Changpeng Zhao (CZ), the CEO of Binance – the world’s largest cryptocurrency exchange – has pleaded guilty to breaking anti-money laundering laws in the US and consequently, has stepped down from his role and agreed to a settlement of $4.3 billion. This includes CZ contributing $50 million and resigning as CEO. This follows the collapse of Sam Bankman-Fried’s FTX last year, which also shook the global crypto ecosystem. It is expected that this news will cause disruption in ongoing negotiations between industry players and regulators looking to find a common global regulatory framework, according to a report by MoneyControl.

Cryptocurrency exchanges – similar to traditional stock exchanges – are digital marketplaces accessible through mobile apps or desktop functions. They offer users the ability to buy and sell assets such as Bitcoin, Ethereum, and Tether, accompanied by a range of trading and investing tools. To understand cryptocurrency, it is important to first comprehend what fiat currency is.

Fiat money is a type of currency that is not backed by a physical commodity such as gold or silver; its value is instead determined by the belief in the stability and creditworthiness of the issuing government. Examples of fiat currencies include the Indian rupee (INR), US Dollar (USD), and Euro (EUR).

Cryptocurrency is a digital currency, with transactions verified and maintained by a decentralised system using cryptography. This allows for the transaction to be anonymous, secure and trustless, meaning that the parties involved in the transaction do not need to know or rely on third-party intermediaries.

Since Bitcoin’s creation in 2009, the number of cryptocurrencies has grown exponentially, with the UK’s Financial Conduct Authority predicting that there may be over 20,000 by the start of 2023. Forbes reported that the crypto market is expected to reach $4.94 billion by 2030, with some of the most popular cryptocurrencies to invest in being Bitcoin (BTC) (market cap: $721.2 billion), Ethereum (ETH) (market cap: $239.8 billion), Tether (USDT) (market cap: $88.1 billion), Binance Coin (BNB) (market cap: $38.8 billion), XRP (XRP) (market cap: $32.7 billion), and U S Dollar Coin (USDC) (market cap: $24.5 billion).

Cryptocurrency exchanges facilitate various trading options, including margin and lending trading, as well as futures and options trading. Exchanges can be centralised, decentralised, or hybrid; centralised exchanges are regulated by a single authority, while decentralised exchanges provide users with complete control of their funds and are more secure and private. Hybrid exchanges combine the convenience of centralised exchanges with the privacy of decentralised exchanges.

Cryptocurrency wallets – as opposed to exchanges – are used to send, receive, and store cryptocurrency, with wallets existing both online and offline. Unlike exchanges, wallets can store any cryptocurrency, and they generally utilise private keys.
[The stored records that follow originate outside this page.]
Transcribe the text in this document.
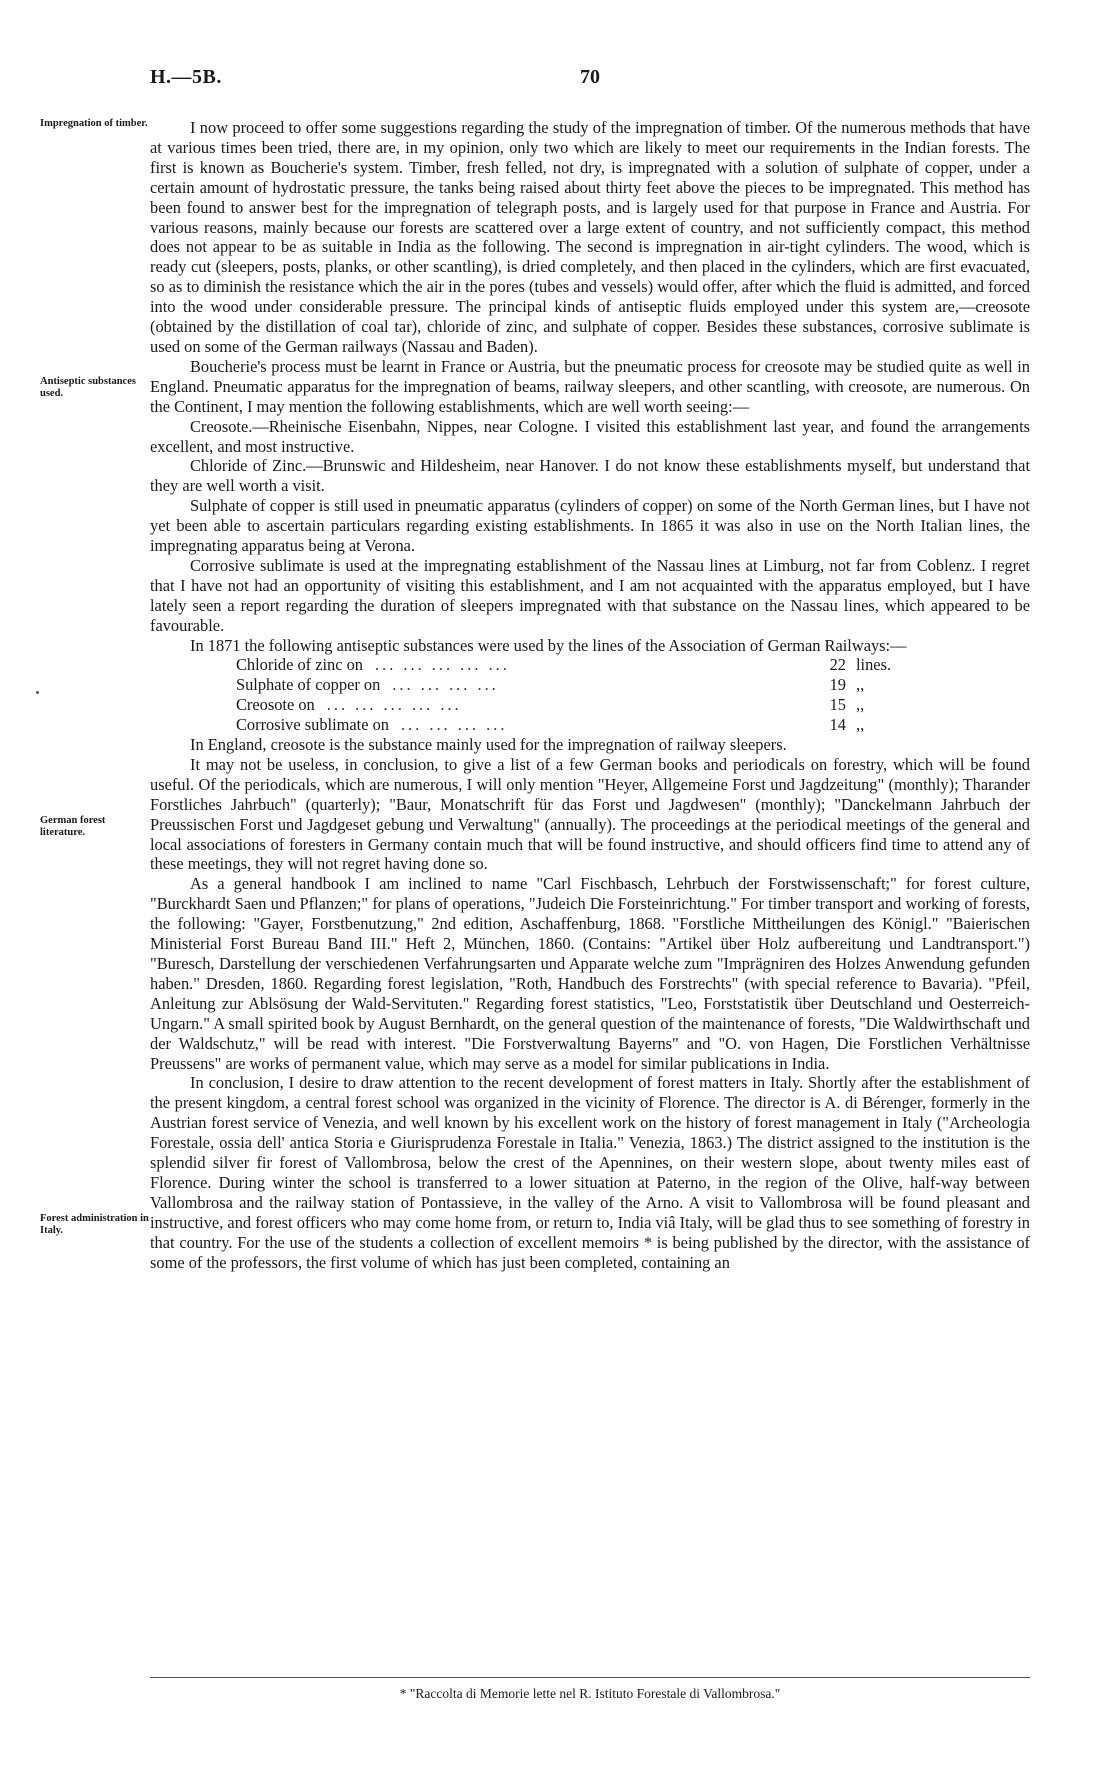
H.—5B.	70
Impregnation of timber.
Antiseptic substances used.
German forest literature.
Forest administration in Italy.

I now proceed to offer some suggestions regarding the study of the impregnation of timber. Of the numerous methods that have at various times been tried, there are, in my opinion, only two which are likely to meet our requirements in the Indian forests. The first is known as Boucherie's system. Timber, fresh felled, not dry, is impregnated with a solution of sulphate of copper, under a certain amount of hydrostatic pressure, the tanks being raised about thirty feet above the pieces to be impregnated. This method has been found to answer best for the impregnation of telegraph posts, and is largely used for that purpose in France and Austria. For various reasons, mainly because our forests are scattered over a large extent of country, and not sufficiently compact, this method does not appear to be as suitable in India as the following. The second is impregnation in air-tight cylinders. The wood, which is ready cut (sleepers, posts, planks, or other scantling), is dried completely, and then placed in the cylinders, which are first evacuated, so as to diminish the resistance which the air in the pores (tubes and vessels) would offer, after which the fluid is admitted, and forced into the wood under considerable pressure. The principal kinds of antiseptic fluids employed under this system are,—creosote (obtained by the distillation of coal tar), chloride of zinc, and sulphate of copper. Besides these substances, corrosive sublimate is used on some of the German railways (Nassau and Baden).

Boucherie's process must be learnt in France or Austria, but the pneumatic process for creosote may be studied quite as well in England. Pneumatic apparatus for the impregnation of beams, railway sleepers, and other scantling, with creosote, are numerous. On the Continent, I may mention the following establishments, which are well worth seeing:—

Creosote.—Rheinische Eisenbahn, Nippes, near Cologne. I visited this establishment last year, and found the arrangements excellent, and most instructive.

Chloride of Zinc.—Brunswic and Hildesheim, near Hanover. I do not know these establishments myself, but understand that they are well worth a visit.

Sulphate of copper is still used in pneumatic apparatus (cylinders of copper) on some of the North German lines, but I have not yet been able to ascertain particulars regarding existing establishments. In 1865 it was also in use on the North Italian lines, the impregnating apparatus being at Verona.

Corrosive sublimate is used at the impregnating establishment of the Nassau lines at Limburg, not far from Coblenz. I regret that I have not had an opportunity of visiting this establishment, and I am not acquainted with the apparatus employed, but I have lately seen a report regarding the duration of sleepers impregnated with that substance on the Nassau lines, which appeared to be favourable.

In 1871 the following antiseptic substances were used by the lines of the Association of German Railways:—

Chloride of zinc on ... ... ... ... ...	22 lines.
Sulphate of copper on ... ... ... ...	19 ,,
Creosote on ... ... ... ... ...	15 ,,
Corrosive sublimate on ... ... ... ...	14 ,,

In England, creosote is the substance mainly used for the impregnation of railway sleepers.

It may not be useless, in conclusion, to give a list of a few German books and periodicals on forestry, which will be found useful. Of the periodicals, which are numerous, I will only mention "Heyer, Allgemeine Forst und Jagdzeitung" (monthly); Tharander Forstliches Jahrbuch" (quarterly); "Baur, Monatschrift für das Forst und Jagdwesen" (monthly); "Danckelmann Jahrbuch der Preussischen Forst und Jagdgeset gebung und Verwaltung" (annually). The proceedings at the periodical meetings of the general and local associations of foresters in Germany contain much that will be found instructive, and should officers find time to attend any of these meetings, they will not regret having done so.

As a general handbook I am inclined to name "Carl Fischbasch, Lehrbuch der Forstwissenschaft;" for forest culture, "Burckhardt Saen und Pflanzen;" for plans of operations, "Judeich Die Forsteinrichtung." For timber transport and working of forests, the following: "Gayer, Forstbenutzung," 2nd edition, Aschaffenburg, 1868. "Forstliche Mittheilungen des Königl." "Baierischen Ministerial Forst Bureau Band III." Heft 2, München, 1860. (Contains: "Artikel über Holz aufbereitung und Landtransport.") "Buresch, Darstellung der verschiedenen Verfahrungsarten und Apparate welche zum "Imprägniren des Holzes Anwendung gefunden haben." Dresden, 1860. Regarding forest legislation, "Roth, Handbuch des Forstrechts" (with special reference to Bavaria). "Pfeil, Anleitung zur Ablsösung der Wald-Servituten." Regarding forest statistics, "Leo, Forststatistik über Deutschland und Oesterreich-Ungarn." A small spirited book by August Bernhardt, on the general question of the maintenance of forests, "Die Waldwirthschaft und der Waldschutz," will be read with interest. "Die Forstverwaltung Bayerns" and "O. von Hagen, Die Forstlichen Verhältnisse Preussens" are works of permanent value, which may serve as a model for similar publications in India.

In conclusion, I desire to draw attention to the recent development of forest matters in Italy. Shortly after the establishment of the present kingdom, a central forest school was organized in the vicinity of Florence. The director is A. di Bérenger, formerly in the Austrian forest service of Venezia, and well known by his excellent work on the history of forest management in Italy ("Archeologia Forestale, ossia dell' antica Storia e Giurisprudenza Forestale in Italia." Venezia, 1863.) The district assigned to the institution is the splendid silver fir forest of Vallombrosa, below the crest of the Apennines, on their western slope, about twenty miles east of Florence. During winter the school is transferred to a lower situation at Paterno, in the region of the Olive, half-way between Vallombrosa and the railway station of Pontassieve, in the valley of the Arno. A visit to Vallombrosa will be found pleasant and instructive, and forest officers who may come home from, or return to, India viâ Italy, will be glad thus to see something of forestry in that country. For the use of the students a collection of excellent memoirs * is being published by the director, with the assistance of some of the professors, the first volume of which has just been completed, containing an

* "Raccolta di Memorie lette nel R. Istituto Forestale di Vallombrosa."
In September, Chainalysis’ 2023 crypto adoption index ranked India as one of the top countries in grassroots cryptocurrency adoption. India recorded approximately $250 billion in crypto value between July 2022 and June 2023, compared to $1 trillion in crypto value in the United States during the same period – although Indian investors have been known to seek international exchanges due to the irregularity of its tax for crypto gains.

CoinMarketCap tracks around 227 spot exchanges worldwide, while in India there are at least 20. These include Mudrex, CoinDCX, CoinSwitch, WazirX, ZebPay, BuyUcoin, Bitbns, Unocoin, and PocketBits, among others.